Mislaying the 'Blame' for Citizens United

            The secret deliberations of Supreme Court justices ordinarily emerge, if at all, only years after the fact. But in a startling, if understated, scoop, Jeffrey Toobin has disclosed what he depicts as suspect maneuvering in a decision barely two years old: the 5-4 ruling in the Citizens United case, which gave corporations a First Amendment right to spend unlimited sums on political campaigns.
            Toobin, the prolific author and CNN legal commentator, broke the news of the behind-the-scene events in an article in the New Yorker, excerpted from his forthcoming book due out in September The Oath: The Obama White House vs. The Supreme Court. In an article that bears the accusatory subhead, “How John Roberts orchestrated Citizens United,” Toobin blames Roberts for converting what could have been a narrow, statutory decision on federal campaign finance law into an aggressive, precedent-overruling decision granting corporations a constitutional right to tilt the political system in favor of the Republican Party.
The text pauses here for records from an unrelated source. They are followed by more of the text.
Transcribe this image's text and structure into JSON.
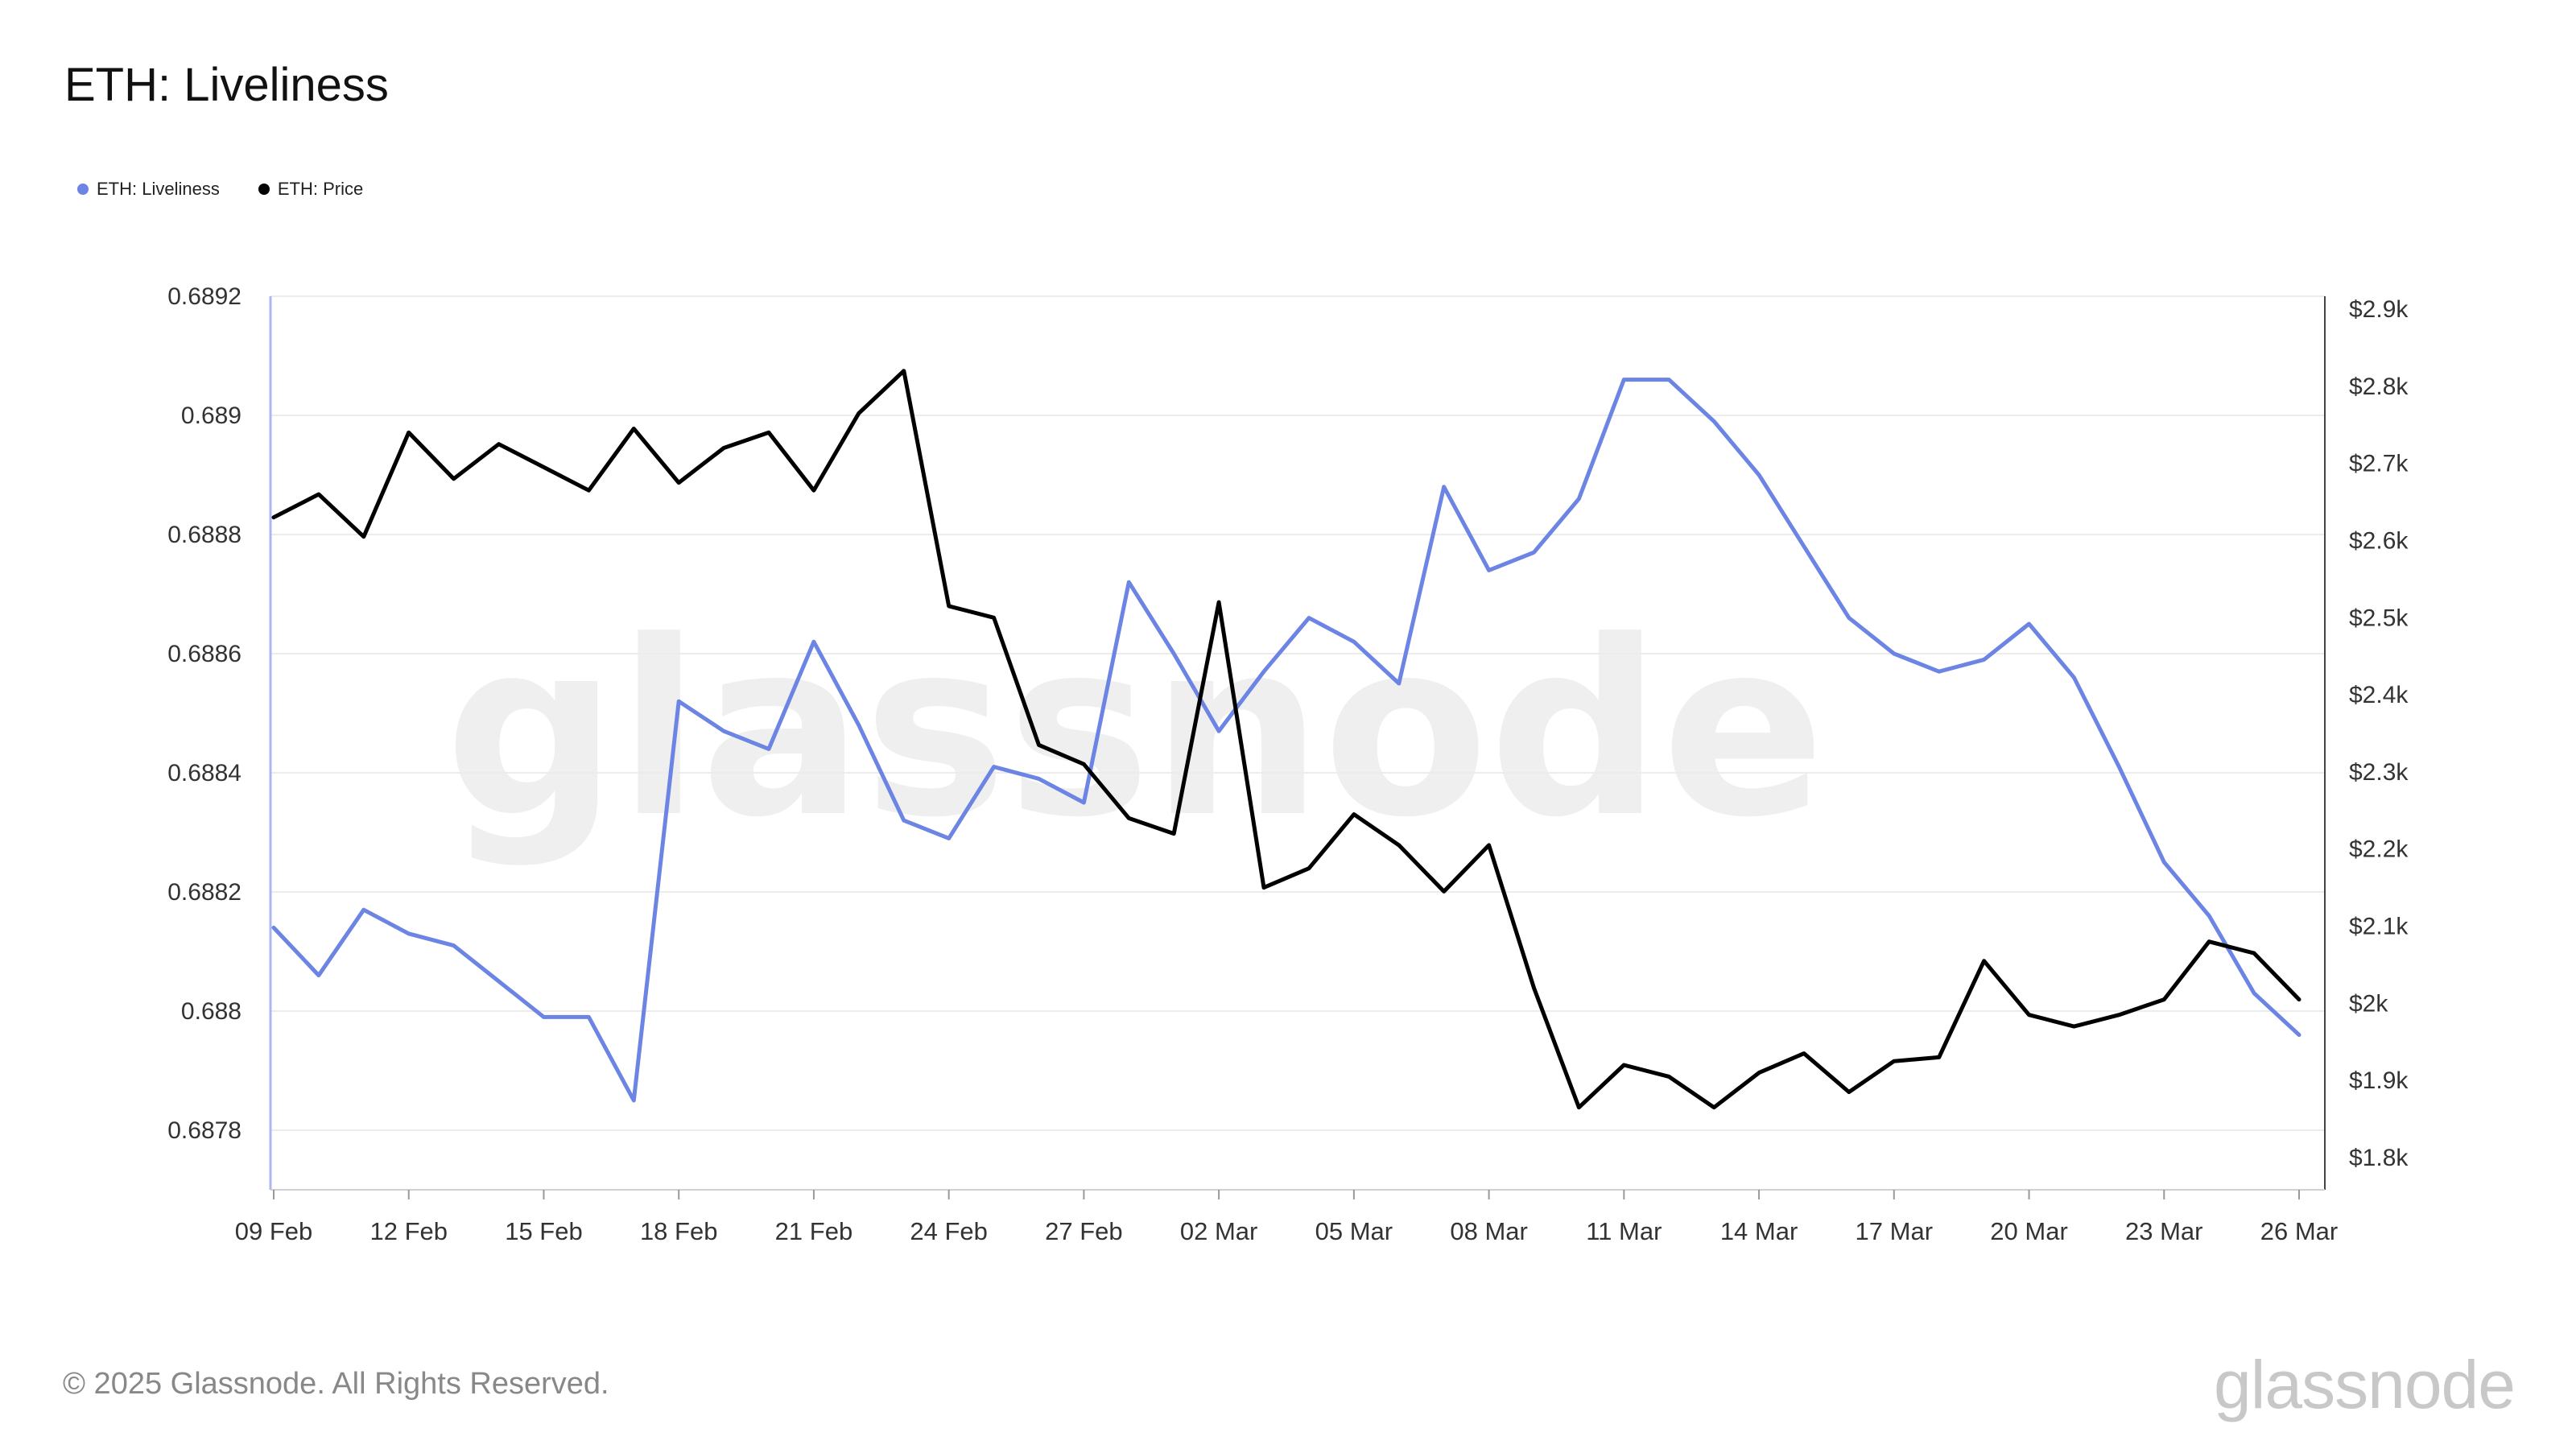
{
  "header": {
    "title": "ETH: Liveliness"
  },
  "legend": [
    {
      "label": "ETH: Liveliness",
      "color": "#6c84e3"
    },
    {
      "label": "ETH: Price",
      "color": "#000000"
    }
  ],
  "footer": {
    "copyright": "© 2025 Glassnode. All Rights Reserved.",
    "logo": "glassnode"
  },
  "watermark": "glassnode",
  "chart_data": {
    "type": "line",
    "title": "ETH: Liveliness",
    "x": [
      "09 Feb",
      "10 Feb",
      "11 Feb",
      "12 Feb",
      "13 Feb",
      "14 Feb",
      "15 Feb",
      "16 Feb",
      "17 Feb",
      "18 Feb",
      "19 Feb",
      "20 Feb",
      "21 Feb",
      "22 Feb",
      "23 Feb",
      "24 Feb",
      "25 Feb",
      "26 Feb",
      "27 Feb",
      "28 Feb",
      "01 Mar",
      "02 Mar",
      "03 Mar",
      "04 Mar",
      "05 Mar",
      "06 Mar",
      "07 Mar",
      "08 Mar",
      "09 Mar",
      "10 Mar",
      "11 Mar",
      "12 Mar",
      "13 Mar",
      "14 Mar",
      "15 Mar",
      "16 Mar",
      "17 Mar",
      "18 Mar",
      "19 Mar",
      "20 Mar",
      "21 Mar",
      "22 Mar",
      "23 Mar",
      "24 Mar",
      "25 Mar",
      "26 Mar"
    ],
    "x_tick_labels": [
      "09 Feb",
      "12 Feb",
      "15 Feb",
      "18 Feb",
      "21 Feb",
      "24 Feb",
      "27 Feb",
      "02 Mar",
      "05 Mar",
      "08 Mar",
      "11 Mar",
      "14 Mar",
      "17 Mar",
      "20 Mar",
      "23 Mar",
      "26 Mar"
    ],
    "y_left": {
      "ticks": [
        "0.6878",
        "0.688",
        "0.6882",
        "0.6884",
        "0.6886",
        "0.6888",
        "0.689",
        "0.6892"
      ],
      "range": [
        0.6877,
        0.6892
      ]
    },
    "y_right": {
      "ticks": [
        "$1.8k",
        "$1.9k",
        "$2k",
        "$2.1k",
        "$2.2k",
        "$2.3k",
        "$2.4k",
        "$2.5k",
        "$2.6k",
        "$2.7k",
        "$2.8k",
        "$2.9k"
      ],
      "range": [
        1800,
        2900
      ]
    },
    "series": [
      {
        "name": "ETH: Liveliness",
        "axis": "left",
        "color": "#6c84e3",
        "values": [
          0.68814,
          0.68806,
          0.68817,
          0.68813,
          0.68811,
          0.68805,
          0.68799,
          0.68799,
          0.68785,
          0.68852,
          0.68847,
          0.68844,
          0.68862,
          0.68848,
          0.68832,
          0.68829,
          0.68841,
          0.68839,
          0.68835,
          0.68872,
          0.6886,
          0.68847,
          0.68857,
          0.68866,
          0.68862,
          0.68855,
          0.68888,
          0.68874,
          0.68877,
          0.68886,
          0.68906,
          0.68906,
          0.68899,
          0.6889,
          0.68878,
          0.68866,
          0.6886,
          0.68857,
          0.68859,
          0.68865,
          0.68856,
          0.68841,
          0.68825,
          0.68816,
          0.68803,
          0.68796
        ]
      },
      {
        "name": "ETH: Price",
        "axis": "right",
        "color": "#000000",
        "values": [
          2630,
          2660,
          2605,
          2740,
          2680,
          2725,
          2695,
          2665,
          2745,
          2675,
          2720,
          2740,
          2665,
          2765,
          2820,
          2515,
          2500,
          2335,
          2310,
          2240,
          2220,
          2520,
          2150,
          2175,
          2245,
          2205,
          2145,
          2205,
          2020,
          1865,
          1920,
          1905,
          1865,
          1910,
          1935,
          1885,
          1925,
          1930,
          2055,
          1985,
          1970,
          1985,
          2005,
          2080,
          2065,
          2005
        ]
      }
    ]
  }
}
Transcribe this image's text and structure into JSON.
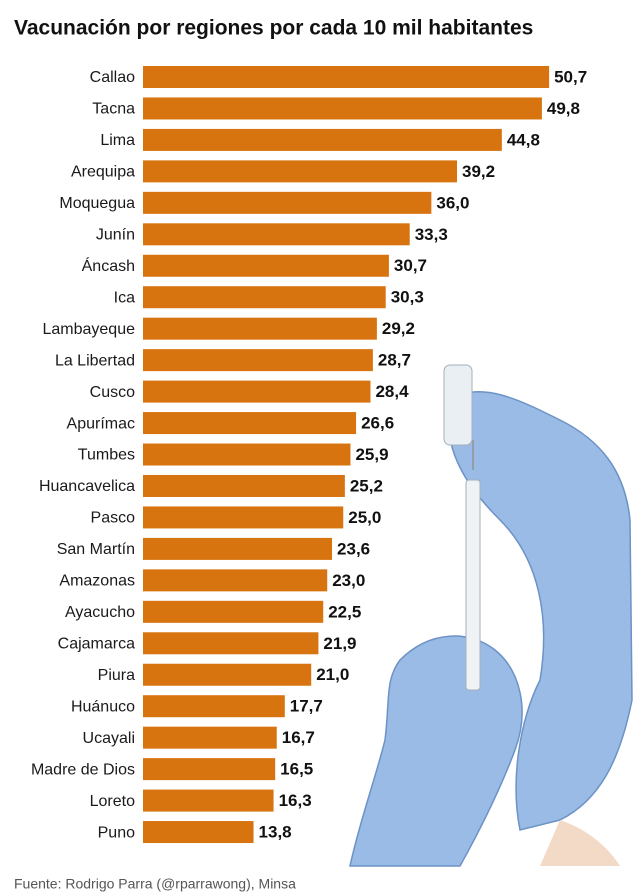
{
  "chart_data": {
    "type": "barh",
    "title": "Vacunación por regiones por cada 10 mil habitantes",
    "source": "Fuente: Rodrigo Parra (@rparrawong), Minsa",
    "categories": [
      "Callao",
      "Tacna",
      "Lima",
      "Arequipa",
      "Moquegua",
      "Junín",
      "Áncash",
      "Ica",
      "Lambayeque",
      "La Libertad",
      "Cusco",
      "Apurímac",
      "Tumbes",
      "Huancavelica",
      "Pasco",
      "San Martín",
      "Amazonas",
      "Ayacucho",
      "Cajamarca",
      "Piura",
      "Huánuco",
      "Ucayali",
      "Madre de Dios",
      "Loreto",
      "Puno"
    ],
    "values": [
      50.7,
      49.8,
      44.8,
      39.2,
      36.0,
      33.3,
      30.7,
      30.3,
      29.2,
      28.7,
      28.4,
      26.6,
      25.9,
      25.2,
      25.0,
      23.6,
      23.0,
      22.5,
      21.9,
      21.0,
      17.7,
      16.7,
      16.5,
      16.3,
      13.8
    ],
    "value_labels": [
      "50,7",
      "49,8",
      "44,8",
      "39,2",
      "36,0",
      "33,3",
      "30,7",
      "30,3",
      "29,2",
      "28,7",
      "28,4",
      "26,6",
      "25,9",
      "25,2",
      "25,0",
      "23,6",
      "23,0",
      "22,5",
      "21,9",
      "21,0",
      "17,7",
      "16,7",
      "16,5",
      "16,3",
      "13,8"
    ],
    "color": "#d8740f"
  }
}
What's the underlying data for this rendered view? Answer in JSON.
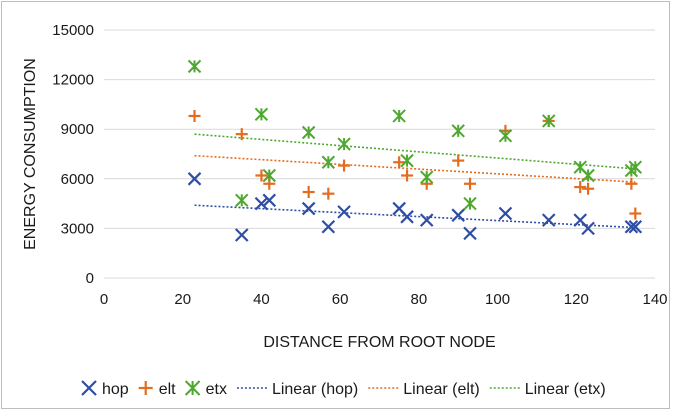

            The sequence of events in Citizens United is public record. The oral arguments in March 2009 were followed by the court’s surprising decision in late June to call for rearguments in September. The court issued its ruling in January 2010 in a forceful majority opinion by the supposedly moderate conservative Anthony M. Kennedy along with a long and passionate dissent by the couort’s senior liberal, John Paul Stevens.
            With no named sources, Toobin adds to the public record by disclosing that Roberts initially wrote a self-assigned majority opinion on narrow grounds that failed to gain majority support from the conservative bloc after Kennedy wrote a concurrence calling for a broader decision. Kennedy’s now-majority opinion drew a vigorous dissent from David H. Souter, who pointedly complained about the irregularity of ruling on a question not presented and argued in the case. Stung, Roberts decided to call for a second round of arguments specifically to address the question of overruling the court’s two precedents upholding bans on direct corporate or union spending in political races.
             As Toobin writes — and as court watchers understood at the time — the outcome of the second round of arguments was predetermined. The conservative majority would not have asked about overruling the prior cases unless they planned to follow through — as they did. The result, Toobin concludes, “represented a triumph for Chief Justice Roberts.”
            “Even without writing the opinion,” Toobin continues, “Roberts, more than anyone, shaped what the Court did. As American politics assumes its new form in the post-Citizens United era, the credit or the blame goes mostly to him.”
            Toobin’s conclusion matches the theme of the new book: a popularly elected, Democratic president versus an unelected court split along partisan lines with Republican appointees in the majority. But one does not have to approve of Citizens United or the Roberts Court’s aggressive stance on campaign finance and other, even hotter-button issues such as abortion and school integration to find the singling out of Roberts unsupported by the evidence.
            Omitted in Toobin’s telling is any mention of Roberts’s unusual, 14-page concurring opinion seeking to square his vote in the case with what he calls “the important principles of judicial restraint and stare decisis” — that is, respect for precedent. Retracing some of the ground from Kennedy’s opinion, Roberts argues that the first of the two precedents being overruled, Austin v. Michigan Chamber of Commerce (1990), was an “aberration” at the time and was now being defended by the government on untenable grounds not used in the original decision. Stare decisis, Roberts writes, “commands deference to past mistakes, but provides no justification for making new ones.”
            With Toobin’s new information, Roberts’s separate opinion can be seen not so much as an affirmative endorsement of the ruling but as a defensive reply to Souter’s unfiled dissent. Roberts, it would seem, was a reluctant bull in the jurisprudential china-breaking. The blame for the activist result in Citizens United lies first with Kennedy, who had dissented in Austin and again in the court’s first ruling to uphold the major parts of the McCain-Feingold campaign finance law, McConnell v. Federal Election Commission (2003). Roberts might have withheld his vote once the rest of the conservatives had shown they were ready to overrule both of the earlier decisions, but a plurality opinion would have left campaign finance law in a muddle as election season was about to get under way.
            Toobin closes by highlighting the role that independent campaign expenditures have played and are playing in the 2012 presidential election: the multimillion-dollar spending by gambling mogul Sheldon Andelson in support of Newt Gingrich and by Wyoming financier Foster Friess in support of Rick Santorum. Those expenditures, however, appear to have been made individually, not through corporations; and independent, individual spending on political campaigns has been constitutionally protected since the court’s first brush with modern campaign finance law in Buckley v. Valeo (1976).
            By contrast, corporations so far have not rushed into the opening that Citizens United gave them for unlimited political spending without the burden of creating separate political action committees (PACs). The free-campaign speech crowd is applauding Citizens United as a vindication of the First Amendment even as critics are condemning it for tilting the political playing field further toward business interests. Both sides may be exaggerating its impact, just as Toobin is in blaming Roberts personally for the decision.